Plenty of people with religion are still twats, so what's that tell you?
This post was edited on 3/5/20 at 1:51 pm
Posted on 3/5/20 at 1:50 pm to LSUfanNkaty
quote:Message boards, ya know.
Then I'm not sure how our post's needed your input, so....
Posted on 3/5/20 at 1:50 pm to TIGERBAIT84
Thank God you has the best interest for your children before she leaves. There isn't any selfishness to it. Do it.
Posted on 3/5/20 at 1:51 pm to TIGERBAIT84
quote:
She called me this morning asking if we would consider baptizing our children before she dies.
If that's really what she asked (consideration), then you've done that and can give an answer of no.
If that's not good enough for her, there's no reason to abandon the philosophy you've employed in your family just because she's selfishly utilizing her situation as leverage.
Conceding and doing a 180 forcing your kids to begin that process is a move they won't appreciate at all now or in the future. Particularly if you've laid out the philosophy to them directly, you'd just be confusing them. Hopefully they wouldn't hold it against you in the future, because unlike gma you'll have to live with them for a while.
This post was edited on 3/5/20 at 2:01 pm
Posted on 3/5/20 at 1:51 pm to TIGERBAIT84
My grandparents had brother/me baptized without my parents knowledge.

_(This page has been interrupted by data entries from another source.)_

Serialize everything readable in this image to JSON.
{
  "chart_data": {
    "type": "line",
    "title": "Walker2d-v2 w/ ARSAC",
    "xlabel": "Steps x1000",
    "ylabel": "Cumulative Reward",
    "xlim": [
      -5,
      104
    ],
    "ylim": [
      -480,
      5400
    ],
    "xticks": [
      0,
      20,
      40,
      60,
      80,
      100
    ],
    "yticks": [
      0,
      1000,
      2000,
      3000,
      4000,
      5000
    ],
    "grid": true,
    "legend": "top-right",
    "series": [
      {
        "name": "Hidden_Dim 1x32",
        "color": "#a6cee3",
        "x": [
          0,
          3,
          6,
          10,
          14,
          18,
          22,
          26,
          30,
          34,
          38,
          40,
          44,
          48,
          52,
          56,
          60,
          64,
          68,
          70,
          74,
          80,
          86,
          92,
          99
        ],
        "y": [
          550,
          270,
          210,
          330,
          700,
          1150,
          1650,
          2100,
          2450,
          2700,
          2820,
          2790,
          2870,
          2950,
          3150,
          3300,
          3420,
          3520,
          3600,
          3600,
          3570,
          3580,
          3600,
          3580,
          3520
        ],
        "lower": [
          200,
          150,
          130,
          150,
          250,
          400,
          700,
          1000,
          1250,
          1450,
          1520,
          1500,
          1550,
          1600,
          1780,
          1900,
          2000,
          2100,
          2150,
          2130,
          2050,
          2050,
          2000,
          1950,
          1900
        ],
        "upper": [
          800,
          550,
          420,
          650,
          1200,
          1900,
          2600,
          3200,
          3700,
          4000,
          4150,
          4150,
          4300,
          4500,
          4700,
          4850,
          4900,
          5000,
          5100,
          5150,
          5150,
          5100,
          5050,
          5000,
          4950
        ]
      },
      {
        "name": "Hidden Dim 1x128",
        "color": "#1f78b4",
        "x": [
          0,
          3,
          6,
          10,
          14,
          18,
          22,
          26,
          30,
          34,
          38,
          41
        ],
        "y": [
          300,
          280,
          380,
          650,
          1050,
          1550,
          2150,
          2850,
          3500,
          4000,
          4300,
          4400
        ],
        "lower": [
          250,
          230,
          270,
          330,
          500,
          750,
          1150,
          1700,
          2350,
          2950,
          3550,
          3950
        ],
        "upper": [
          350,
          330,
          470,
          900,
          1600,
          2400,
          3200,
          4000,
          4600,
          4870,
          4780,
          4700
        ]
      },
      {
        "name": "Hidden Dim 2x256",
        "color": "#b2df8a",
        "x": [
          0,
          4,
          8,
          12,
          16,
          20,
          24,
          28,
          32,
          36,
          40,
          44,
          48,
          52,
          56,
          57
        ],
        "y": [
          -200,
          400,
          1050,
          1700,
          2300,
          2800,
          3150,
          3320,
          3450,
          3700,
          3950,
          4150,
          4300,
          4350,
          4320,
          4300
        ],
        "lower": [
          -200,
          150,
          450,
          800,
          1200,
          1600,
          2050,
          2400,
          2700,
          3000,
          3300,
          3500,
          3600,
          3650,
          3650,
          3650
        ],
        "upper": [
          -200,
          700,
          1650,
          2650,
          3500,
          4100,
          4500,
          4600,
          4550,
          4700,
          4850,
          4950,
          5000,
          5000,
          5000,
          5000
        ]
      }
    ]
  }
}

At least your grandma isn’t doing that.
At least your grandma isn’t doing that.
Posted on 3/5/20 at 1:51 pm to TIGERBAIT84
While I would respect her because she is old and on her death bed, it would bother me. You and your wife made a decision about your kids and your dying grandmother (the kids great grandmother) wants YOU to do what she think is best for them.
Would she find out if you told her yall did it but didn't really do it?
In order to get them baptized Catholic don't you have to go through classes and other stuff before doing it? I know if an adult decides to become Catholic they have to go through stuff... But that seems like an odd thing for a great grandmother to want from her great grandkids.
Would she find out if you told her yall did it but didn't really do it?
In order to get them baptized Catholic don't you have to go through classes and other stuff before doing it? I know if an adult decides to become Catholic they have to go through stuff... But that seems like an odd thing for a great grandmother to want from her great grandkids.